Hantavirus strain capable of human transmission found in cruise ship passengers
JOHANNESBURG (AP) — The cruise ship at the center of a deadly hantavirus outbreak and which is stuck of the coast of Cape Verde with nearly 150 people on board was waiting Wednesday to head to Spain’s Canary Islands. Meanwhile, health authorities in South Africa and Switzerland identified a strain of the virus that can be transmitted between humans in rare cases in three cases.
Authorities in Switzerland announced Wednesday that a man who returned from South America and traveled on the cruise ship has tested positive for the virus and is receiving treatment.
Three passengers have died and at least five people have been sickened by hantavirus on board the Dutch-flagged MV Hondius cruise ship. Hantavirus usually spreads by inhaling contaminated rodent droppings. There have been three laboratory-confirmed cases.
The ship left Argentina on April 1 on an Atlantic cruise and was scheduled to include stops in Antarctica, the Falkland Islands and other locations. However, the itinerary may have changed because of the situation on board.
Spain’s Health Ministry said in a statement late Tuesday that it would receive the MV Hondius vessel in the Canary Islands after a request from the World Health Organization and the European Center for Disease Prevention and Control.
But for now it remains marooned off the coast of Cape Verde, an island nation off West Africa in the Atlantic. The World Health Organization said passengers are isolating in their cabins.
South African health authorities said they identified the Andes strain of hantavirus in two passengers who were on the ship.

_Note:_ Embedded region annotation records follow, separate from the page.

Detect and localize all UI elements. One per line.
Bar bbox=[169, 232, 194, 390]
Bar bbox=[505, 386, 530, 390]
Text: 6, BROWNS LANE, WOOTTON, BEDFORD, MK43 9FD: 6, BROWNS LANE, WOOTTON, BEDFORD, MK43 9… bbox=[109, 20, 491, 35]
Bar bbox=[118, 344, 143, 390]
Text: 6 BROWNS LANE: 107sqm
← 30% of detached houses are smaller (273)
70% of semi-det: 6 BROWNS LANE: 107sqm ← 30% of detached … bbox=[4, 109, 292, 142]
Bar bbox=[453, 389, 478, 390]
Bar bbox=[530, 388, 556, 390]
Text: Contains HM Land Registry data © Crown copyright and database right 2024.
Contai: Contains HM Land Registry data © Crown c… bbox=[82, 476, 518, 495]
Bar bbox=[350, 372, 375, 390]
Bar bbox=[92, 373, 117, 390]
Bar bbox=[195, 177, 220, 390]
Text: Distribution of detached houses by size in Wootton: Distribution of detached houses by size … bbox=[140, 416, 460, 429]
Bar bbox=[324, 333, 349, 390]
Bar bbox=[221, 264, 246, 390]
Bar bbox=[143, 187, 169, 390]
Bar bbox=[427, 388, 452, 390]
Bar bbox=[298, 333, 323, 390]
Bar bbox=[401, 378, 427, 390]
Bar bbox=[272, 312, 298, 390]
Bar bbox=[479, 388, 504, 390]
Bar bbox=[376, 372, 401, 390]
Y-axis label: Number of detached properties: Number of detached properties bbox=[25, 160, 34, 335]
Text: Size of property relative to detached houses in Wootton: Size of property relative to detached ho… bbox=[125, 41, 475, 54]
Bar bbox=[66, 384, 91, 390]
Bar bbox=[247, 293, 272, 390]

The World Health Organization says the Andes virus, a specific species of hantavirus, is found in South America, primarily in Argentina and Chile.
The Andes virus can be spread between people, though this is rare and the spread of the disease is typically contained because it would spread only through close contact, such as by sharing a bed or sharing food, experts say.
The South African Department of Health said in a report that the information came from tests performed on the passengers after they were removed from the ship and flown to South Africa.
One of the passengers, a British man, is in intensive care in a South African hospital. Tests were performed on the other passenger posthumously after she died in South Africa.
A statement from the Federal Office of Public Health said that the man “returned to Switzerland after traveling on the cruise ship on which there were a number of hantavirus cases.” It said his case also involved the Andes virus.
It said he had returned from a trip to South America with his wife at the end of April. After noticing symptoms, he went to the University Hospital Zurich after consulting with his doctor and was immediately placed in isolation.
The patient’s wife hasn’t shown any symptoms but is self-isolating as a precaution, the statement said.
The public health office said that “there is currently no risk to the Swiss public.”
The WHO said in a social media post that the man responded to “an email from the ship’s operator informing the passengers of the health event” and went to the hospital.
The cruise ship will be welcomed to Spain’s Canary Islands, according to Spanish authorities, as the vessel waited off the coast of West Africa for a third day Wednesday for sick passengers to be evacuated.
However, the regional president of Spain’s Canary Islands, Fernando Clavijo, said Wednesday that he was worried the arrival of the ship could put the local population at risk and demanded an urgent meeting with Spanish Prime Minister Pedro Sánchez.
“Neither the populace nor the government of the Canary Islands can rest assured because it is clear that the danger to the population is real,” Clavijo told Onda Cero radio.
Medical evacuation teams were on standby Wednesday morning in the port of Praia, the capital of Cape Verde.
Associated Press journalists nearby saw a boat approach the ship on Tuesday night before turning back soon after. It was not clear what happened, or whether that was the evacuation team.